M.G : Oui ! La question mérite d’être posée et il faudrait que nous puissions nous exprimer dans les urnes sur ce sujet plutôt que de laisser le droit de rejeter cette initiative à la seule BNS. En ce que le fonds souverain pourrait s’ouvrir à des placements à très long terme comme des investissements d’infrastructure, nous aurions ici un moyen de sortir de l’équation « à faible croissance de l’économie, maigres revenus des investissements ».
6. PdM : La compétitivité des places financières genevoise et suisse est souvent évoquée. Comment voyez-vous le rôle des nouvelles technologies, autrement dit la Fintech, dans le monde non seulement de la prévoyance, mais de la finance en général ?

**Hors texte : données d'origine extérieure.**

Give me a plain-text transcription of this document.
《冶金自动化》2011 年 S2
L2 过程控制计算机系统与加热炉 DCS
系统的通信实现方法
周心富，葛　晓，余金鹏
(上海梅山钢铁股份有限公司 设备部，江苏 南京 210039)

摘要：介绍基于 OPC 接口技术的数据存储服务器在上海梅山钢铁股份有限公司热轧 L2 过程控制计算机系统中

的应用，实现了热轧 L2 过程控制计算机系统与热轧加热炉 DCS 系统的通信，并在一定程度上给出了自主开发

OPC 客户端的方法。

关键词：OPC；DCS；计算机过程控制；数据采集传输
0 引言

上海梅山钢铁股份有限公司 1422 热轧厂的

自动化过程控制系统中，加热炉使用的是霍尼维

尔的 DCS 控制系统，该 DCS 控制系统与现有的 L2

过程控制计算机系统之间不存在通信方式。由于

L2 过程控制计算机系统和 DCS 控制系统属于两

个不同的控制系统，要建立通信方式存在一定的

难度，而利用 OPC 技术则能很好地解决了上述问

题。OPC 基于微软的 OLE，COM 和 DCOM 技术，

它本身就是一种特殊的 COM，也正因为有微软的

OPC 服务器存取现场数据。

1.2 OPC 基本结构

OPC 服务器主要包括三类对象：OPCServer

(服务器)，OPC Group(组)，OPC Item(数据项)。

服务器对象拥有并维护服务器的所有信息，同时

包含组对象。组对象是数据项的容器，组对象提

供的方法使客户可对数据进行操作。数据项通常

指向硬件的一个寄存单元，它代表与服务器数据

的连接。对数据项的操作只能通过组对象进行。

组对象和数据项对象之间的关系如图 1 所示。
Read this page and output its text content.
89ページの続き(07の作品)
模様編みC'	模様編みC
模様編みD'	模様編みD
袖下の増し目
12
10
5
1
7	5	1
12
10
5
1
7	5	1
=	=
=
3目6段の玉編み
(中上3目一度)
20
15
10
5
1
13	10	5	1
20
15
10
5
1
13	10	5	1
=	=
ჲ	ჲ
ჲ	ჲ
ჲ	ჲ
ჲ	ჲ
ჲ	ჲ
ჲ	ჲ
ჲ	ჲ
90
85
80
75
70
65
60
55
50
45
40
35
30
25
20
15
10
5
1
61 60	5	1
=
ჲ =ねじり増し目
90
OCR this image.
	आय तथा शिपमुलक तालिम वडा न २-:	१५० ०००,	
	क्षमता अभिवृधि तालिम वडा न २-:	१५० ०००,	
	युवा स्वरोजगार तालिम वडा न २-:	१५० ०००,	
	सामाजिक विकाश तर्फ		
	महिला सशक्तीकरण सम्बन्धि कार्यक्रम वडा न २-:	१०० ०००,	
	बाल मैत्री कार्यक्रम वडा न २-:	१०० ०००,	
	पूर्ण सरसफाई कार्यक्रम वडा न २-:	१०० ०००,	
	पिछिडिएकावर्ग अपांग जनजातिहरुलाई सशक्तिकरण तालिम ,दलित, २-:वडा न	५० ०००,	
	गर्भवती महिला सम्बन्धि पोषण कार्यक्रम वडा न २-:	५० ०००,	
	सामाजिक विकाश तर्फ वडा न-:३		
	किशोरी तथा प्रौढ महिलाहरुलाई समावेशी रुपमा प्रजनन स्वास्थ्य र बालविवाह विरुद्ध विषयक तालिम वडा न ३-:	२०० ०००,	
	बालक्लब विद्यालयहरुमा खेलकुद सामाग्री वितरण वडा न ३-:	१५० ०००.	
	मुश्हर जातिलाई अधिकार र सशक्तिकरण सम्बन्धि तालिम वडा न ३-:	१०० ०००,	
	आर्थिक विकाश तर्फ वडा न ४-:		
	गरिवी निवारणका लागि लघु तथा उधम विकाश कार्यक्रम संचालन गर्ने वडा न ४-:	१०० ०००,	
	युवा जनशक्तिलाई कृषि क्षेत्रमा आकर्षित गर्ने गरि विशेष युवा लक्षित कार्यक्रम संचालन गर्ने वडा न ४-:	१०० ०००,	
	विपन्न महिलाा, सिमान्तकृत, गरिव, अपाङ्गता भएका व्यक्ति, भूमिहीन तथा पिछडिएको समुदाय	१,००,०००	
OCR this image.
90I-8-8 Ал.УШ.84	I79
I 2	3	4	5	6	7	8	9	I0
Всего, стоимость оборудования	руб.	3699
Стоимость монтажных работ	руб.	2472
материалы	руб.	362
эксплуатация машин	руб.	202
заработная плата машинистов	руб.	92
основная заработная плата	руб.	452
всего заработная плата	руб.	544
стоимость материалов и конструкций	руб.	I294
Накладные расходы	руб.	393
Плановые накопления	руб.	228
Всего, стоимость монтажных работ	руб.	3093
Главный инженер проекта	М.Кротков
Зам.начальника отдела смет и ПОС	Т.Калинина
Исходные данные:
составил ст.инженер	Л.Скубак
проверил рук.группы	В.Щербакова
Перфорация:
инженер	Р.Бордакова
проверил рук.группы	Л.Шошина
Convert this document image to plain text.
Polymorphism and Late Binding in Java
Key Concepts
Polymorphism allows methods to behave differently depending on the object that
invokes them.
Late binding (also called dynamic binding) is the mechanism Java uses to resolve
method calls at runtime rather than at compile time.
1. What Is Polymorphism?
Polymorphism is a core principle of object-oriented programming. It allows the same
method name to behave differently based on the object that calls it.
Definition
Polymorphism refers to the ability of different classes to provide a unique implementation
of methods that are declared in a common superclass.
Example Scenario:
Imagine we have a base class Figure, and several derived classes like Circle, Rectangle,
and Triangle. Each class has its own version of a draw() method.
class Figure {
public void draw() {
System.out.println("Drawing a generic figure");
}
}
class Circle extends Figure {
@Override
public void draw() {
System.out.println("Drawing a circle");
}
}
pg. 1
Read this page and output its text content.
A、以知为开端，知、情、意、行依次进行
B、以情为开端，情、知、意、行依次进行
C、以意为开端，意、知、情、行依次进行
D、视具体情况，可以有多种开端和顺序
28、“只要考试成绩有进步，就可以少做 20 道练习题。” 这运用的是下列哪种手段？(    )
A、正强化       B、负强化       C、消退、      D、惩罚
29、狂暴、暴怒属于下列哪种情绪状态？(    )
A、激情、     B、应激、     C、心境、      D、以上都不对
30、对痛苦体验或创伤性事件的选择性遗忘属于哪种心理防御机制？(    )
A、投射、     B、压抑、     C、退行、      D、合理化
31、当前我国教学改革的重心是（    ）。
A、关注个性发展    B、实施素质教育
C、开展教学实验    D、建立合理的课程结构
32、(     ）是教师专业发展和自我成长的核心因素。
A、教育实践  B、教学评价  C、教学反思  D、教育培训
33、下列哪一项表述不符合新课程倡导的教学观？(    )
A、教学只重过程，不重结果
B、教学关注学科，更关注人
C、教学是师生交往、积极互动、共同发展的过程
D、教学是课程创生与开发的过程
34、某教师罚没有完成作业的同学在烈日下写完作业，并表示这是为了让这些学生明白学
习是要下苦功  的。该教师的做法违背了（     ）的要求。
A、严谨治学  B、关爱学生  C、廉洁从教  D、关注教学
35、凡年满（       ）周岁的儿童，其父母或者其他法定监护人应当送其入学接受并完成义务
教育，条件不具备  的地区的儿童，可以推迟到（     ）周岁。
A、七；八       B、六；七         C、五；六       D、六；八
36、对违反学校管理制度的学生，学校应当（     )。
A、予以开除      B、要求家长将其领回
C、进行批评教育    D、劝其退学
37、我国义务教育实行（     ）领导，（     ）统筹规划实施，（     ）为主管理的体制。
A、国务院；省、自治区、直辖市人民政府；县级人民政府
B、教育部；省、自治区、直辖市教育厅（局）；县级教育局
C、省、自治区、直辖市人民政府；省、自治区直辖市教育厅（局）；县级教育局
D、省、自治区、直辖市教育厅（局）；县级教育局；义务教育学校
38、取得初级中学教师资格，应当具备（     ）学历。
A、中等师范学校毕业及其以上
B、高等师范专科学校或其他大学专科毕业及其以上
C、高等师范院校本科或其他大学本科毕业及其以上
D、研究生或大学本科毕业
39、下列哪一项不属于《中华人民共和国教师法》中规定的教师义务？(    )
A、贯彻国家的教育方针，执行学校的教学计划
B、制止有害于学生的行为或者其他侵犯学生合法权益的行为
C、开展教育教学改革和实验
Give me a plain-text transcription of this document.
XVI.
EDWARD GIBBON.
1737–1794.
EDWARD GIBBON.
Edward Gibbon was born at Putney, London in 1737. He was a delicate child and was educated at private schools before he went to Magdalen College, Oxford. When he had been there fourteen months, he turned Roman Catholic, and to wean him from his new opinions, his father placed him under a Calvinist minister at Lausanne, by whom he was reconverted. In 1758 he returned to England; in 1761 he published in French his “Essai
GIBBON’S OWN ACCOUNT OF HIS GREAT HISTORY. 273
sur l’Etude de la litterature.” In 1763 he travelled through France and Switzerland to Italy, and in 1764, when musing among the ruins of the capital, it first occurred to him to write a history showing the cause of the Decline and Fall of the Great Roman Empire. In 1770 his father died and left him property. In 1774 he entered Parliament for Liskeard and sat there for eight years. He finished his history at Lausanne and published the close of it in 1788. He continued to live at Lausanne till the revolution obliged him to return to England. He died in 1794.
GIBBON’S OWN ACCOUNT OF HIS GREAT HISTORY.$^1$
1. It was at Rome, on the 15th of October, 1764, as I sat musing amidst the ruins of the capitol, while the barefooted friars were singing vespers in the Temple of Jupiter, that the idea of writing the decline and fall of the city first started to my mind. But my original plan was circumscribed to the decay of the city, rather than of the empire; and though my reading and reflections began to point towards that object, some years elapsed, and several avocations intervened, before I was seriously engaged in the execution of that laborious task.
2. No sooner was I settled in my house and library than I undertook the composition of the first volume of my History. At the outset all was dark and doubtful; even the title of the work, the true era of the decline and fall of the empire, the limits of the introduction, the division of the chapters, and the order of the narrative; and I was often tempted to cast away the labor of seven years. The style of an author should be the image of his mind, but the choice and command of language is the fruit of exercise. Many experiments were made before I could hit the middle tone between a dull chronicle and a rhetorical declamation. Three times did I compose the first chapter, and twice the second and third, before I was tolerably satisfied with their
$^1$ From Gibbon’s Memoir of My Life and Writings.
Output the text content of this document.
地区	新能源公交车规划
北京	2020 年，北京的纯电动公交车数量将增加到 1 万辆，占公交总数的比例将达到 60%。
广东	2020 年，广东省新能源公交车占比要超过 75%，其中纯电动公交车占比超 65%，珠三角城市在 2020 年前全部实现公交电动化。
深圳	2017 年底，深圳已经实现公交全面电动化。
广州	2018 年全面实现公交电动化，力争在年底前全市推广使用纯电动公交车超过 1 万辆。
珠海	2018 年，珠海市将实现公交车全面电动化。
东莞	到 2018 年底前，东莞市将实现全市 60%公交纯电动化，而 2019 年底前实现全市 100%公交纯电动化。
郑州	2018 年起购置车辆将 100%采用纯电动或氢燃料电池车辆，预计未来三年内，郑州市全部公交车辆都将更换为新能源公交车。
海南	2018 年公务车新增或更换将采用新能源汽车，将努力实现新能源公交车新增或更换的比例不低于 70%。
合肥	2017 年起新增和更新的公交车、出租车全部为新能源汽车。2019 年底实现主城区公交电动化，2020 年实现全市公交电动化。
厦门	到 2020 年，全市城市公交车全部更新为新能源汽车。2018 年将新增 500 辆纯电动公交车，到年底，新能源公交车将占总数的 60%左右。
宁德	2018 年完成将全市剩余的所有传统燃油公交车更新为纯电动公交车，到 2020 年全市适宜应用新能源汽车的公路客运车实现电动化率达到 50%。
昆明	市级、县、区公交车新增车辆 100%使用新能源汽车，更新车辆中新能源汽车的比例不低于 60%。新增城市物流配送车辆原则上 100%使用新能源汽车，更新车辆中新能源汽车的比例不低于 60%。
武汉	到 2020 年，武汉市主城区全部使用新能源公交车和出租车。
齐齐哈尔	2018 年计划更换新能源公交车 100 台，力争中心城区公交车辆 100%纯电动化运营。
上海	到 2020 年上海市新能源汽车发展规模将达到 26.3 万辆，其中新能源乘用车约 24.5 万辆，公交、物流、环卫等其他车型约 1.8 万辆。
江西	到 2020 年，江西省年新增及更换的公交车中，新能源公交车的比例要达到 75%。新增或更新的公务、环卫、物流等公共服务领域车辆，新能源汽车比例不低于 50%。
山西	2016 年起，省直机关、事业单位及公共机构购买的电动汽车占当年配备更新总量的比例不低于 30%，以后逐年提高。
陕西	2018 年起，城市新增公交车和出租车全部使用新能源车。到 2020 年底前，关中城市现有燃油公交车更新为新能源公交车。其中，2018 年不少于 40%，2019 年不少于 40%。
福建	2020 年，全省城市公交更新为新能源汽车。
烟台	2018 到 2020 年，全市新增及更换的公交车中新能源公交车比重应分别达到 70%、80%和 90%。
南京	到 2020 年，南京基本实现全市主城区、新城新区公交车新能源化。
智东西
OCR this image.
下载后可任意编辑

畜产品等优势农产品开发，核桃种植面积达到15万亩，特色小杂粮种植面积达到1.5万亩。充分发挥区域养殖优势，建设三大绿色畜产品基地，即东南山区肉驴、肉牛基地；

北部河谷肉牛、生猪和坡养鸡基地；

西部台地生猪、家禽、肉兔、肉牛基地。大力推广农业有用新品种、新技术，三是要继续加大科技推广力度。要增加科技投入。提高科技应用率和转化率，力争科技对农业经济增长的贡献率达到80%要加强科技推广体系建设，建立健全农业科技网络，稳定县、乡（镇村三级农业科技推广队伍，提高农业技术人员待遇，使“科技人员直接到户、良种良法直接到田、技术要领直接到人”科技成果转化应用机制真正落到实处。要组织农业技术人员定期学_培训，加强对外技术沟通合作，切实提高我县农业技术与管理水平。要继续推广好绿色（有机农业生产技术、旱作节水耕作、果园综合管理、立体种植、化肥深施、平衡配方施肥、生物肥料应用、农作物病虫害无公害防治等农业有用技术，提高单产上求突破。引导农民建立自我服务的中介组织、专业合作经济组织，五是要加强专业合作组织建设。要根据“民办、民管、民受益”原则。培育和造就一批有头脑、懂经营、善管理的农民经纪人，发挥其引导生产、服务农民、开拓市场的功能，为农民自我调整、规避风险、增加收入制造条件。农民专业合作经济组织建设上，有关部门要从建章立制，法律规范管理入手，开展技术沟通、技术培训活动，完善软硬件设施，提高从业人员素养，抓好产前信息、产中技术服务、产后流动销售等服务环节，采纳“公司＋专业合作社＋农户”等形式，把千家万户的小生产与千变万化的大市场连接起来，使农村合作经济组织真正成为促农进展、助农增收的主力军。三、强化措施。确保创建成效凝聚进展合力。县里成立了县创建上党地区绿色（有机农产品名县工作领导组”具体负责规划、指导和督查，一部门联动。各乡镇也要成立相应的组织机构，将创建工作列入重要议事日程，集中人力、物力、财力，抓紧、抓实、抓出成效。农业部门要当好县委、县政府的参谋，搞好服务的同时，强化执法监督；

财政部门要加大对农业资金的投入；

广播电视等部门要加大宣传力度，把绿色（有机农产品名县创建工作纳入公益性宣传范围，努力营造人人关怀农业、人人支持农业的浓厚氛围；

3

M.G : Les places financières genevoises et suisses doivent se renouveler après la disparition du secret bancaire. Les nouvelles tendances que sont la Fintech, la neuro-finance ou la finance durable sont autant de vecteurs structurants et dynamisants. Ces 3 axes constituent les piliers de la recherche au Geneva Finance Research Institute.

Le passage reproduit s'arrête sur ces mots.